Federico grita que no debió dejarla entrar, pero Olga lo calma. Luz se recupera rápidamente con buena alimentación, se acurruca en los brazos de su madre y respira aliviada. Federico solo le lanza una mano, abre la boca y la cierra, mirando a la suegra con recelo.

Antonia tiene una fuerza interior, como un puño que golpea la conciencia y revela lo que Olga no se atreve a pensar. Por eso el yerno la teme.

¿Por qué no me recibes? ¡Yo les di buen dinero para la boda! No sé hablar bonito, culpa mía se lamenta a voz en cuello Antonia, dándole a Luz una barra de chocolate Valor.

Luz asiente agradecida, pero no come el chocolate, lo coloca sobre la mesa.

¿Qué? Ven, pégale un mordisco intenta la invitada, pero Olga la detiene.

Federico no permite dulces antes de cenar. No se hace así aquí susurra.

Eso aquí irrita a Antonia y avergüenza a Olga. El marido está en casa, la cabeza está presente, pero Olga nunca llega a ser la ama de casa; se limita a mirar y callar. Cuando llegan visitas al marido, ella sirve la mesa y asiente, sin nada que decir.

Luz sigue el ejemplo de su madre y no se destaca.

Con el tiempo, Antonia Vázquez se cansa de estar en la casa del yerno; los pequeños conflictos la agotan y deja de visitar. A veces, cuando Federico no está, llama, escucha el teléfono sonar, baja la voz y, al oír la voz de Luz, susurra:

¿Cómo estás, mi niña? No vienes, no me visitas

Luz responde que todo va bien: estudia en la universidad, hoy es día libre, su madre está en el centro de salud y su padre en el trabajo.

Todo le parece normal. El mundo sigue sus reglas y tradiciones, y aunque la familia sea pequeña, es suficiente.

El padre es la cabeza, sabio y educado. La madre, sencilla, sigue crujiendo pipas y escupe en la mano; al padre le molesta, pero ella no cambia y él la manda al balcón.

Quédate allí si no puedes entender que es desagradable le dice, señalando la puerta del balcón.

La madre se queda en el balcón con su bata y su cabello enrollado, escupiendo pipas mientras contempla sus piernas cansadas.

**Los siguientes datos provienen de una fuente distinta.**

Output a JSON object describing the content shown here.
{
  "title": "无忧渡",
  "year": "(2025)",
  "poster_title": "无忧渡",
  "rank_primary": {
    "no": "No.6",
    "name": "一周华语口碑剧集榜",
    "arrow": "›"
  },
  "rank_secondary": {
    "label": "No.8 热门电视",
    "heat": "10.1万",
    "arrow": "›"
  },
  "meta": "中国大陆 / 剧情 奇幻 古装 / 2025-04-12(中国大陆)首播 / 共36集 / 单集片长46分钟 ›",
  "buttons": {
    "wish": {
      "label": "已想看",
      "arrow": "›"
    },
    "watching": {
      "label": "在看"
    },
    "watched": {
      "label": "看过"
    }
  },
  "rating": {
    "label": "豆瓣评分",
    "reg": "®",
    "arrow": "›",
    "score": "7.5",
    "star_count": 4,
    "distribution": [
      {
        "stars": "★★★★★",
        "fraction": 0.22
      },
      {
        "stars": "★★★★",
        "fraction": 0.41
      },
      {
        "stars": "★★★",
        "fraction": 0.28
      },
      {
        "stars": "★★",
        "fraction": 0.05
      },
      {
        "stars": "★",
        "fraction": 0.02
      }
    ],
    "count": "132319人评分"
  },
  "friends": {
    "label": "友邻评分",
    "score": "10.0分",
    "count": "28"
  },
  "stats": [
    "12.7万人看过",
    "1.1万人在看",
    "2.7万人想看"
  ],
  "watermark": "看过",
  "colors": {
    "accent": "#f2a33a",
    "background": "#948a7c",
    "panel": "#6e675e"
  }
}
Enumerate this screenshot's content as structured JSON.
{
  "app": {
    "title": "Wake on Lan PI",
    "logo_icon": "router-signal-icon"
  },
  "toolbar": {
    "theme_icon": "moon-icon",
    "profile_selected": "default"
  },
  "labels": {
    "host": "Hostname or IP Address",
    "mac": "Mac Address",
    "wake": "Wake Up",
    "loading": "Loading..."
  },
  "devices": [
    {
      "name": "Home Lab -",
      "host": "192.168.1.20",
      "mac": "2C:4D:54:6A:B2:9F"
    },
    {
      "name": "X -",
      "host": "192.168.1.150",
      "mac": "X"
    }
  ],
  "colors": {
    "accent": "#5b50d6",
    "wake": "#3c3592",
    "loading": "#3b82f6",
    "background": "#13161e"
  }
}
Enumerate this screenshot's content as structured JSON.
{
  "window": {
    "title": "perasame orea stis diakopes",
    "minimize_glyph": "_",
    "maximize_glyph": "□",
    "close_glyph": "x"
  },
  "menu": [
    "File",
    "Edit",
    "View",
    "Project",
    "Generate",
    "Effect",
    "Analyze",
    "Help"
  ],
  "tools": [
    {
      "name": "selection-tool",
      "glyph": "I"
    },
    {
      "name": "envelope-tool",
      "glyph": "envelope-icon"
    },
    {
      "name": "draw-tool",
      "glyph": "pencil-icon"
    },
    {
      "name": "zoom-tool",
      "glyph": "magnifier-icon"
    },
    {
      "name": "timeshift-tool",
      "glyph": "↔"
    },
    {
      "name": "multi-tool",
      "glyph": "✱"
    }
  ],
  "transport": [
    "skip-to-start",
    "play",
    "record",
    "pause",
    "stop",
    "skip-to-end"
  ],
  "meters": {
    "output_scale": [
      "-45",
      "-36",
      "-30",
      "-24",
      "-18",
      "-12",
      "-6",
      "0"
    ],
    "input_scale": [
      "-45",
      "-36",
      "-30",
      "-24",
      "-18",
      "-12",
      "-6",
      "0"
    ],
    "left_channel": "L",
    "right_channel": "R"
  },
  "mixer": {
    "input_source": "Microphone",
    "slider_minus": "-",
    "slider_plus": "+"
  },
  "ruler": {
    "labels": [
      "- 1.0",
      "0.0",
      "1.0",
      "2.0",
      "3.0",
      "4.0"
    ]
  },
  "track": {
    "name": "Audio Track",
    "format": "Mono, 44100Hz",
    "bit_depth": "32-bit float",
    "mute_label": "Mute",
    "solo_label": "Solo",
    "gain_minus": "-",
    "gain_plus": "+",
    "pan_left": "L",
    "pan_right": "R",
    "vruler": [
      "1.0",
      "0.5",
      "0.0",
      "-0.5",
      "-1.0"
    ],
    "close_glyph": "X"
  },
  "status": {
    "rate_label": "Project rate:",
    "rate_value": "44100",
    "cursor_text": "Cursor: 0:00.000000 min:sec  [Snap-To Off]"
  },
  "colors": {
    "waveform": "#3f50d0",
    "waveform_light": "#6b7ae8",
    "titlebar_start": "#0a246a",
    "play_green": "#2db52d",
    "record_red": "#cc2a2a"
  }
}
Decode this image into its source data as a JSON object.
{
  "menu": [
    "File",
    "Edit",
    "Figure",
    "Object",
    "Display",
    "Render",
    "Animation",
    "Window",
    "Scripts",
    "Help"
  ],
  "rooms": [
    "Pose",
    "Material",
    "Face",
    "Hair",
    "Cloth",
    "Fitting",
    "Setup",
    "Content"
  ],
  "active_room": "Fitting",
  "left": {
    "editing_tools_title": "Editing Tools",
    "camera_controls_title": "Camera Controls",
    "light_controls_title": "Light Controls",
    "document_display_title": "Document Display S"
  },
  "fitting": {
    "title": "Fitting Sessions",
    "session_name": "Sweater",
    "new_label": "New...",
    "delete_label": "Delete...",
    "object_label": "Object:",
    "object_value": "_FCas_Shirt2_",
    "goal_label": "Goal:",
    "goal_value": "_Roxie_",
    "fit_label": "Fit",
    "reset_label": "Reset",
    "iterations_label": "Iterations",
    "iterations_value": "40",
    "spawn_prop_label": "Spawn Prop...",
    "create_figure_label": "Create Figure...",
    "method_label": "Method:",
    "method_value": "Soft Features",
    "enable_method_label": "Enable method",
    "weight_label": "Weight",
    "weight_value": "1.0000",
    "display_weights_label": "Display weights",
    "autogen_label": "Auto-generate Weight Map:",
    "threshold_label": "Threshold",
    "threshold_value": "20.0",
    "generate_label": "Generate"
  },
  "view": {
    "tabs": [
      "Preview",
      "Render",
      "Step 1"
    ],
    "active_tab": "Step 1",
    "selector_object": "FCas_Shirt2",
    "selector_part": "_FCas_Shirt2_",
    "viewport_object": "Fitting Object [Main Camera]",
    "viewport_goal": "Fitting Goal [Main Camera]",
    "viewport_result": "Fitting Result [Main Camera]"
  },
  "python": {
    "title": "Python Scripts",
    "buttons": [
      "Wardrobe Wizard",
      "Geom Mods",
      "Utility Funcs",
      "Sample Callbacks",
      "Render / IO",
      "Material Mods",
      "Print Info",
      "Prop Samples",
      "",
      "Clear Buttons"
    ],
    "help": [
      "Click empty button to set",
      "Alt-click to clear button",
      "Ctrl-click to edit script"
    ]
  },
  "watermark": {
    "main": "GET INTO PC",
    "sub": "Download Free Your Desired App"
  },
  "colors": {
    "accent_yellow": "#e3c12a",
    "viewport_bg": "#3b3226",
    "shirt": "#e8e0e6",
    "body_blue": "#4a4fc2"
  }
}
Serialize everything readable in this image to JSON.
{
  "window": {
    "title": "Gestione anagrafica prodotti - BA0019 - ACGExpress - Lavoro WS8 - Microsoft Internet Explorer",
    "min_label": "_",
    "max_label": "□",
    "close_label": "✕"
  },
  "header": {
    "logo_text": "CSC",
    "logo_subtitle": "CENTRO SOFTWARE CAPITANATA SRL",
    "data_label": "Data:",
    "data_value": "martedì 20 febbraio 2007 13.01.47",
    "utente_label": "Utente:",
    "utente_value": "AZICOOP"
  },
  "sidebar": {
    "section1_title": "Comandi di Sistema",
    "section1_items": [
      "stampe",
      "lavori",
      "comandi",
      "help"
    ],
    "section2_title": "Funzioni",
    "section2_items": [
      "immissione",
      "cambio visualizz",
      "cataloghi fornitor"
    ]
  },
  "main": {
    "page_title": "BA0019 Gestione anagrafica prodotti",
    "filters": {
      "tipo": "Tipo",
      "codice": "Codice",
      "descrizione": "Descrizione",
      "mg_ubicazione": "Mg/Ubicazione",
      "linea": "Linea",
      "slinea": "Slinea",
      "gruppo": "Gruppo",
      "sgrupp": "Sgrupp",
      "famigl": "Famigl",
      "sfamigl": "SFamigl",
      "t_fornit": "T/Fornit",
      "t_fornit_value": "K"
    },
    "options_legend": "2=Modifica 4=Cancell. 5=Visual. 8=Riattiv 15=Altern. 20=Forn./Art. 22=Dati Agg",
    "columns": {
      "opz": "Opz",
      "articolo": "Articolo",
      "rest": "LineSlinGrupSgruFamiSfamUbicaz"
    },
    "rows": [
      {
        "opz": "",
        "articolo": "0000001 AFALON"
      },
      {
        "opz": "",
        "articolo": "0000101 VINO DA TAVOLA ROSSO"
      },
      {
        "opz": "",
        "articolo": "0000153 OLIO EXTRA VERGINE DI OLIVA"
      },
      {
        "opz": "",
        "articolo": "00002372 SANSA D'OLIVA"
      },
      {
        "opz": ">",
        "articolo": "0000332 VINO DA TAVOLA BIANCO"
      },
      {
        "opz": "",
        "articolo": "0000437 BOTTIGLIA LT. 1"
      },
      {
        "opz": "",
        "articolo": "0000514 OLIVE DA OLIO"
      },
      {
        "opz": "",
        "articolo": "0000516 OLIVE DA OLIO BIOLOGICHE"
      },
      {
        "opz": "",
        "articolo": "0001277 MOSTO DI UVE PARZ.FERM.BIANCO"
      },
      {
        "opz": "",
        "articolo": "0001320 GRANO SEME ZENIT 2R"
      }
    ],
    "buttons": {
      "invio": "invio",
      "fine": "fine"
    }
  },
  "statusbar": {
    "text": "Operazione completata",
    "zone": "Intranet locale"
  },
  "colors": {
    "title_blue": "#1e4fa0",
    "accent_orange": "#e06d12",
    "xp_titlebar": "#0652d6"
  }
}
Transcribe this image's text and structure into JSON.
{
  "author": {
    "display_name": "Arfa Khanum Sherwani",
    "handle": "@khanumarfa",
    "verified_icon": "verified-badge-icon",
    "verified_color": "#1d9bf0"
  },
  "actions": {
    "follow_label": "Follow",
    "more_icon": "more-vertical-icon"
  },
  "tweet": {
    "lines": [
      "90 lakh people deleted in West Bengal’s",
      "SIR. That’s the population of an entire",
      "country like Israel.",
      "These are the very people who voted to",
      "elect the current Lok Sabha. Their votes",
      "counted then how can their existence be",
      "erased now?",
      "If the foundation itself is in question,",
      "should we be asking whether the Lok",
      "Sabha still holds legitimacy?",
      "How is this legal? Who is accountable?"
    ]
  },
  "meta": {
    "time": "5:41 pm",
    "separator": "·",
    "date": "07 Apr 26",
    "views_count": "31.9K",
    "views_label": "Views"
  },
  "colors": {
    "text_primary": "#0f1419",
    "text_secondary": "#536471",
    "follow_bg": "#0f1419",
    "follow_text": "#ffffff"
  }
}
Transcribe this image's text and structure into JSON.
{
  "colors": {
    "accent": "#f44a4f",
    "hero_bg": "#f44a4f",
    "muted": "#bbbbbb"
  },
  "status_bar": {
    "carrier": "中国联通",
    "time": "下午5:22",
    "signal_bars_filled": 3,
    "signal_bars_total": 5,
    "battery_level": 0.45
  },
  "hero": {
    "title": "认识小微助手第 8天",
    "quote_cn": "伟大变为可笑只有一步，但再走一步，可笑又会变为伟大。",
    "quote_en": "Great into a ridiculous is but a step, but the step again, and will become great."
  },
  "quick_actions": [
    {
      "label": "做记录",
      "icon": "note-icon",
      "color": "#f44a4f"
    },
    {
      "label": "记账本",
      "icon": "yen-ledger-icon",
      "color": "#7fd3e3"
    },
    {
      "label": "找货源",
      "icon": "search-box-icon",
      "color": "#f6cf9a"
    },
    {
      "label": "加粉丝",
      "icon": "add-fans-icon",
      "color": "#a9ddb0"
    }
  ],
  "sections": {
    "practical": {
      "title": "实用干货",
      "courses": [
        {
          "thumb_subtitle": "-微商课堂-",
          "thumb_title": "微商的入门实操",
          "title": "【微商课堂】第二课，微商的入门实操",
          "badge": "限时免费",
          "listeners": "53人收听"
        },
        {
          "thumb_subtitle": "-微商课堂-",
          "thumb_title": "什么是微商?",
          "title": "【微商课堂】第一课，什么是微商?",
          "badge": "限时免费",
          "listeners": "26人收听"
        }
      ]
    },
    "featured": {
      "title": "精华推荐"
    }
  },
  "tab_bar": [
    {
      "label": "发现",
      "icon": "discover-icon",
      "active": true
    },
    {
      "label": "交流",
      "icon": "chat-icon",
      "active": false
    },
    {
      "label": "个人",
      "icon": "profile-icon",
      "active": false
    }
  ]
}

Agradece a Federico por haberla sacado del campo y darle un techo.

Olga estudió en la escuela de magisterio; Federico la vio en un baile en el Parque del Retiro, se enamoró y, tras la relación, nació Luz. Sus padres aceptaron la unión como el cruce de dos mundos: el intelectual urbano y el rústico del campo, un acto noble. Federico la elevó culturalmente y ella se instaló muy bien.

Luz termina la universidad, elige la docencia, pero aún no trabaja, como su madre. Se casa con Iván. Él es más sencillo que Federico, pero también proviene de inteligentes. En la juventud de Luz, la moda estaba dominada por los pijo de los años 50, pero Iván es tradicional, lee clásicos y filosofía.

Iván, aunque responsable y modesto, es retrogradado, no lleva trajes llamativos, prefiere la serenidad. Federico lo conoce por proyectos y aprueba la boda.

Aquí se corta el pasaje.